Emotional Expression in Works by Pablo Picasso
For centuries art has been a form of emotional expression when words could not convey such emotion as effectively. Let it be through the use of color be it cool or warm tones, the choice of subject matter, or the techniques used for example strong harsh brush strokes versus soft gentle strokes. Personal struggles and experiences have repeatedly been the inspirations behind many artists, most famously, artists like Vincent Van Gogh who was well known for his struggles with mental illness and depression, and Pablo Picasso whose struggle with depression and his eventual recovery from it was clearly reflected through his work from the blue period and the rose period respectively.
Pablo Picasso
Pablo Picasso more often identified simply as Picasso was a well known and influential Spanish artist that was renowned for his ability to produce artwork in a wide range of styles from realism to modern art such as cubism.
Picasso was born in Malaga, Spain on October 25, 1881, from Jose Ruiz Blanco and his wife Maria Picasso Lopez. Given that his father was a professor of art, Picasso learned to draw at an early stage and his talent was quickly noticed and appreciated. Thus resulting in him entering the La Lonja, the Academy of fine arts in Barcelona at the mere age of 14. From where he went on to study at the Academy of San Fernando in Madrid.
But the late Spanish artist wasn’t always so confident or successful. In fact, his early years were fraught with poverty, tragedy, and emotional struggles—and it was these struggles that he channeled into his work. In 1895, his seven-year-old sister Conchita died of diphtheria, and in 1899, the painter Hortensi Guell, a member of Picasso’s circle in Barcelona, threw himself off a cliff. In 1901 when Picasso was only 19, his closest friend Spanish poet Carles Casagemas shot himself and that was what really triggered his depression and marked the start of his series of canvases that will later be collectively identified as his blue period.
Picasso’s grief for his sister and friends mingled with his own internal creative conflicts all collectively led to his depression which had a major effect on his life especially given that he was so young when he experienced it all. This is made clear by a 1901 self-portrait in which, while he was only 20 years old when he painted the piece, he depicts himself as gaunt, sallow, and fragile, a man who looks 50, rather than an energetic young man at the start of his career.
“It was thinking about Casagemas that got me started painting in blue,” Picasso later stated. The death of his friend affected him deeply leading to the work he began soon after to be characterized by melancholy blues, sickly greens, and dusky greys.

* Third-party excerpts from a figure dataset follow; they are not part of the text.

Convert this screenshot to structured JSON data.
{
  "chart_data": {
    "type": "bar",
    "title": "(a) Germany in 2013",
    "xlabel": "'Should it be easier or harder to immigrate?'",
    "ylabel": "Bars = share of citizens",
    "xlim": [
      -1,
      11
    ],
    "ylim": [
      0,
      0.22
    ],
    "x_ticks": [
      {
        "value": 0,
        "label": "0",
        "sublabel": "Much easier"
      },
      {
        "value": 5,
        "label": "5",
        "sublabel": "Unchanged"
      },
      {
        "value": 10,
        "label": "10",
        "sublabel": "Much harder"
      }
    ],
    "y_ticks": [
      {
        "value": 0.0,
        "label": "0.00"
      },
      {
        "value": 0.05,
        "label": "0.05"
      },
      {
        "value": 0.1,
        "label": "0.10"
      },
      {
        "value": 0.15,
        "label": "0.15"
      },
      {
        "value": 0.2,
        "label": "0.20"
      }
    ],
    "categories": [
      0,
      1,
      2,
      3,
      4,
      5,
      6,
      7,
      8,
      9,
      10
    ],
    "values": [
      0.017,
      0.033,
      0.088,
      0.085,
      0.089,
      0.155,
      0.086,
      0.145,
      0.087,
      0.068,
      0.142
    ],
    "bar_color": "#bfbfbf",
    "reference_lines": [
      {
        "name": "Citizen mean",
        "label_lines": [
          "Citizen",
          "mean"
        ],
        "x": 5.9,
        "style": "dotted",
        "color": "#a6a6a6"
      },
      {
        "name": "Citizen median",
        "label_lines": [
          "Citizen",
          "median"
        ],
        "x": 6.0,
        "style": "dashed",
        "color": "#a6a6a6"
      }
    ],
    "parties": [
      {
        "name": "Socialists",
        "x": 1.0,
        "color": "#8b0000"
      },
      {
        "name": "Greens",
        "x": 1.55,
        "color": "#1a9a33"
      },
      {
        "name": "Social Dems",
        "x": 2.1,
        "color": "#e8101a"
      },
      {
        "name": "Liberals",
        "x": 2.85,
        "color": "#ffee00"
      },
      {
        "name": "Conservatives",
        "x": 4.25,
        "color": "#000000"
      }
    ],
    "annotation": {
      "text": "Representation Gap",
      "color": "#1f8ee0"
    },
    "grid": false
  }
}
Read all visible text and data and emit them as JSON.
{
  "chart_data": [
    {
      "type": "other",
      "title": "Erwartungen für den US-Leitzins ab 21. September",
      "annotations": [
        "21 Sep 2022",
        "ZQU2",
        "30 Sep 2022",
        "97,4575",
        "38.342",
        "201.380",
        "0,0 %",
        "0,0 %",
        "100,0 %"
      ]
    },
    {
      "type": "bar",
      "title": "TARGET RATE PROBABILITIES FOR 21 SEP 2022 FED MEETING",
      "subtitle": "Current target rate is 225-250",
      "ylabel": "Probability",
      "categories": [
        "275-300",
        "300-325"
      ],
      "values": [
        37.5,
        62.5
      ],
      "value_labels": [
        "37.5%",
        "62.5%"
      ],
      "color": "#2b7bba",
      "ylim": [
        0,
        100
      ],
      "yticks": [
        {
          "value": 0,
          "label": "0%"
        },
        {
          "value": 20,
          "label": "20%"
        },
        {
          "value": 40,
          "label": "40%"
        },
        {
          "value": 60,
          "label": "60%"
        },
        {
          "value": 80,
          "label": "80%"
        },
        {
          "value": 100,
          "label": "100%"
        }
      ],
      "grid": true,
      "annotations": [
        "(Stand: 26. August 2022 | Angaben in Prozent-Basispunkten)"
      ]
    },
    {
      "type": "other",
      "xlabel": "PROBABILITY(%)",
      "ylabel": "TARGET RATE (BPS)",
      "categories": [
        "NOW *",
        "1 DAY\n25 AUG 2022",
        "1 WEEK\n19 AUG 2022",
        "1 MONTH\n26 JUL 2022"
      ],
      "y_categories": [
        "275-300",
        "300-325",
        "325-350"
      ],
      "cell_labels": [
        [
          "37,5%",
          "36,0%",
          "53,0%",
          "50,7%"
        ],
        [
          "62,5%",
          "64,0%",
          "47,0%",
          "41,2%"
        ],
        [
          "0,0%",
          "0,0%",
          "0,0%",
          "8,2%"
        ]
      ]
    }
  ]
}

His work centered around themes of poverty, loneliness, and despair. Outcasts such as lonely drunks, the homeless, beggars, blinds became Picasso’s favored subjects during this period.
The most renowned painting from his Blue Period “La Vie” (Life), best summarizes the blue period and Picasso's depression. The scene conveys vulnerability brings all his struggles into a single canvas such as poverty, despair, creative anguish, and grief for those lost, like the man shown in the painting who is believed to be Casagemas. Meanwhile, the two canvases seen behind Casagemas depicting the dejected figures huddled up could resemble his internal artistic struggles. Earlier versions of the painting, hidden beneath the final work have been revealed by X-rays, show a painting of him and Casagemas as well as another under that inspired by his sister’s death. This may symbolize the final stages of Picasso processing his grief over the deaths that influenced his life which he kept trying to overcome and face instead of hiding it under layers of paint and his final work accurately named ‘life’ is his representation of all his struggles in life and finally accepting it.
Specially give that soon after he finished this painting he moved to Paris and evolved from his Blue period into a palette of soft, joyful pinks and reds called the Rose Period. This period from 1904 to 1906 depicts his recovery from his depression. During this time he turned his attention to happier themes such as carnival performers, harlequins, and clowns.
“Colors, like features, follow the changes of the emotions,” Picasso later stated clearly showing that his journey from a palette of melancholy blues, dusky greys, and sickly greens to more pleasant reds and pinks reflected on his own emotional journey.